I'm in San Francisco, but your city may have a similar service.
posted by trip and a half at 12:21 PM on December 18, 2011

Nthing Craigslist free section. Put it outside and put a listing up with the address of where the free furniture is. State in your ad that it's first come, first serve and that you won't hold anything for anyone. It will be gone within the hour. Take the ad down when everything is gone. It's easy and hassle free.
posted by MaryDellamorte at 1:04 PM on December 18, 2011

As a professional organizer, I find that the biggest external obstacle my clients often face is finding an easy way to get the things they DON'T want out of their space easily and inexpensively.

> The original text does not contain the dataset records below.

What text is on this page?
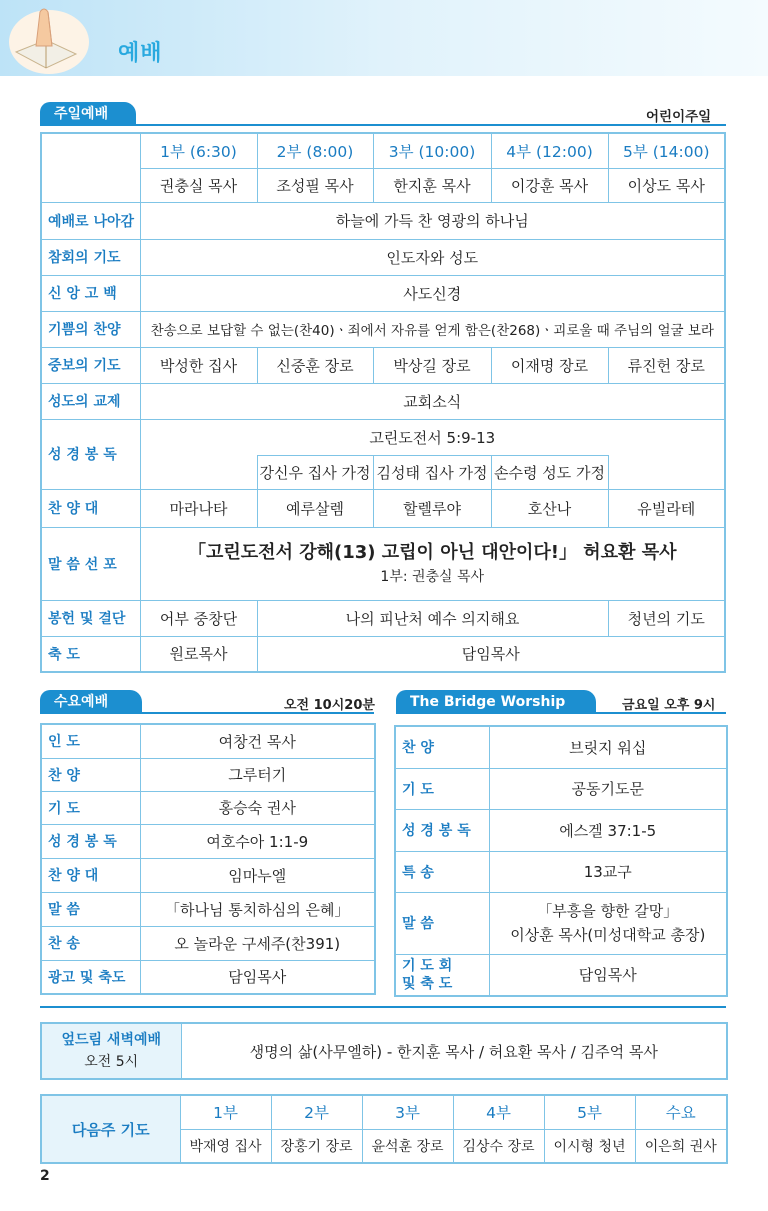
예배
주일예배	어린이주일
	1부 (6:30)	2부 (8:00)	3부 (10:00)	4부 (12:00)	5부 (14:00)
	권충실 목사	조성필 목사	한지훈 목사	이강훈 목사	이상도 목사
예배로 나아감	하늘에 가득 찬 영광의 하나님				
참회의 기도	인도자와 성도				
신 앙 고 백	사도신경				
기쁨의 찬양	찬송으로 보답할 수 없는(찬40)ㆍ죄에서 자유를 얻게 함은(찬268)ㆍ괴로울 때 주님의 얼굴 보라				
중보의 기도	박성한 집사	신중훈 장로	박상길 장로	이재명 장로	류진헌 장로
성도의 교제	교회소식				
성 경 봉 독	고린도전서 5:9-13				
		강신우 집사 가정	김성태 집사 가정	손수령 성도 가정	
찬 양 대	마라나타	예루살렘	할렐루야	호산나	유빌라테
말 씀 선 포	「고린도전서 강해(13) 고립이 아닌 대안이다!」 허요환 목사
1부: 권충실 목사				

봉헌 및 결단	어부 중창단	나의 피난처 예수 의지해요			청년의 기도
축 도	원로목사	담임목사			
수요예배	오전 10시20분
인 도	여창건 목사
찬 양	그루터기
기 도	홍승숙 권사
성 경 봉 독	여호수아 1:1-9
찬 양 대	임마누엘
말 씀	「하나님 통치하심의 은혜」
찬 송	오 놀라운 구세주(찬391)
광고 및 축도	담임목사
The Bridge Worship	금요일 오후 9시
찬 양	브릿지 워십
기 도	공동기도문
성 경 봉 독	에스겔 37:1-5
특 송	13교구
말 씀	「부흥을 향한 갈망」
이상훈 목사(미성대학교 총장)

기 도 회
및 축 도	담임목사
엎드림 새벽예배
오전 5시
	생명의 삶(사무엘하) - 한지훈 목사 / 허요환 목사 / 김주억 목사
다음주 기도	1부	2부	3부	4부	5부	수요
	박재영 집사	장홍기 장로	윤석훈 장로	김상수 장로	이시형 청년	이은희 권사
2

While relatively few charitable associations do pick-ups these days (compared to ten years ago), two options that work very well for my clients are Habitat for Humanity Re-Stores and area furniture banks. Your profile doesn't indicate where you're located, so the quickest way to check what's available to you is the list at the National Furniture Bank Association web page.
posted by The Wrong Kind of Cheese at 3:07 PM on December 18, 2011

A lot of large apartment buildings have an internal equivalent of the curb. It may or may not be sanctioned by the administration, but chances are there's a known spot by the dumpsters or across from the elevator doors in the basement or what have you where furniture is left and taken. Do you know anyone who's been in your building a while, whom you could ask?
posted by d. z. wang at 7:15 PM on December 18, 2011

Is your city Chicago? If so, private-message me and I may come pick up a bunch of it within a day or two. I've just moved in to a totally unfurnished apartment and need things free or cheap. That's easy, no?

Otherwise, nthing Craigslist, especially the "free" section (if you want it out of there pronto).
posted by aintthattheway at 7:16 PM on December 18, 2011

In our city, the Association of Retarded Citizens (yes, I know, the name predates political correctness and it's a terrific organization) will take donated furniture to furnish homes for disabled folks who are able to live outside an institution.

Also, if there is a refugee resettlement organization in your area (it's Catholic Charities in our neck of the woods, but I think the agencies vary), they will also be happy to take your stuff.
posted by elizeh at 8:51 PM on December 18, 2011

If you use Craigslist, I find it's better to charge a small amount like 5 or 10 bucks. The word "free" brings out the crazies.
posted by w0mbat at 1:12 AM on December 19, 2011

The word "free" brings out the crazies.

You don't have to deal with anyone when you post to the Craigslist free section. All you have to do is put the stuff out on a curb, make a post with the address where stuff is, state that it's first come first serve, and the stuff will be gone probably within the hour. Remove the post and you're done without having to deal with one single person.
posted by MaryDellamorte at 7:01 AM on December 19, 2011

Garage Sale with flyers at key locations.